Ich gehe davon aus das es keine Version von Blasc 2 für andere Plattformen gibt (wie zum Beispiel Mac oder Linux). Da will ich gleich fragen ob das vielleicht in Betracht genommen wird den Client auch für andere Plattformen anzubieten.

Warum habt ihr eigentlich nicht gleich einen Plattformunabhängigen Client geschrieben wenn ihr schon den 2er geschrieben habt?

Aber ich will ja nicht whinen. Darum geht es hier nicht.

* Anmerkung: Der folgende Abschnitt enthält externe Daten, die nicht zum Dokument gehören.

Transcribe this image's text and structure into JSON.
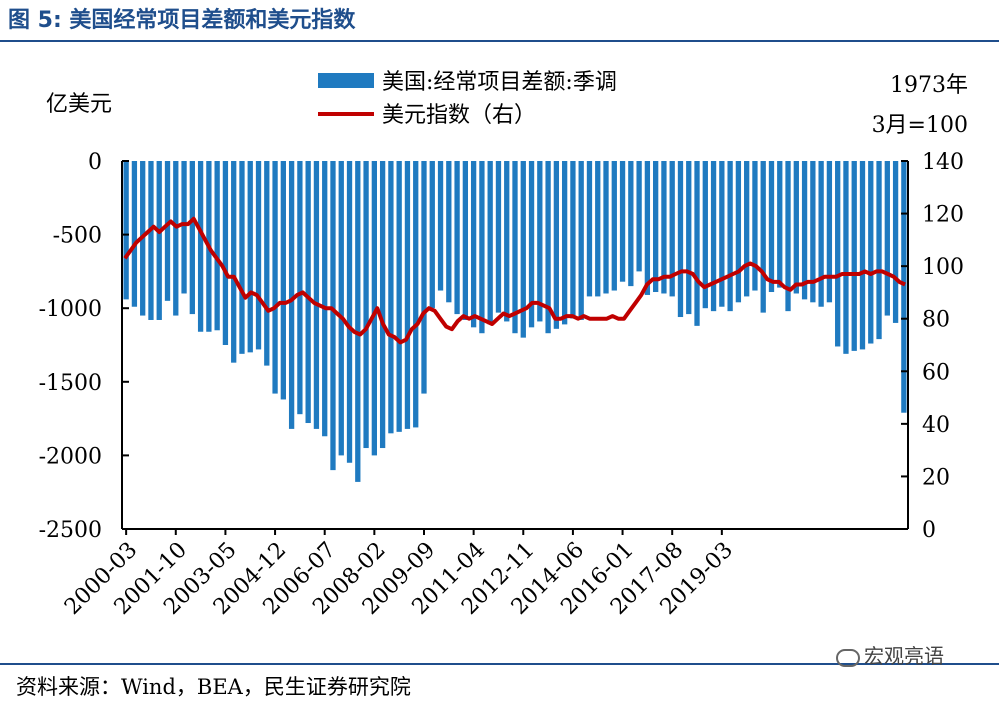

Wenn es keine Pläne für den Support von Mac oder Linux gibt, wollt ihr vielleicht die Informationen teilen wie ihr die Daten uploaded? (die url würde wahrscheinlich reichen)

Ich benutze selber einen Mac und programmier auch auf dieser Plattform. Deshalb würde ich mich auch mal hinsetzen und einen Client veilleicht schreiben, wenn ich die entsprechenden Infos habe.

Natürlich kenne ich den JBlasc Uploader. Den musste ich schon vor paar wochen anpassen, damit er mit der neuen URL funktioniert. Vielleicht würde ich den auch nehmen als Basis zu dem Plattformunabhängigen Blasc 2 Client. Denke aber das die Mac Benutzer sich freuen würden wenn es eine richtige Mac App ist und nicht irgend so eine Zwischenlösung. ^^


----------



## Aliceschwarz (22. März 2007)

Hallo Buffed/Blasc-Team,

ich würde mich auch riesig darüber freuen, wenn es eine MAC-Version gebe, oder zumindest eine manuelle Verknüpfung von Charakterprofilen und der My.Buffed Seite.

Ansonsten ist euch My.Buffed sehr gut gelungen.


----------



## esden (26. März 2007)

So langsam melden sich die Mac Leute ^^

Ich fasse mal die Nachfragen zusammen:
Anfrage 1
Anfrage 2

Bin gespannt was unsere lieben Blasc Meister dazu sagen. Kann es kaum erwarten.

Frage mich nur wo die Linux Jünger bleiben. Habe von ihnen noch keine Anfragen gelesen. Es seiden ich habe irgendeinen Thread übersehen.

Cheers

P.S. Postet mal in einem Thread der Übersichtlichkeit halber.


----------



## Kweck (30. März 2007)

Na damit "wir" die Antwort nicht schuldig bleiben:

Hier ist einer der Pinguine. Ich würde mich auch freuen wenn der Blasc2 auch Linuxfähig wäre. Leider ist er es nichtmal mit wine.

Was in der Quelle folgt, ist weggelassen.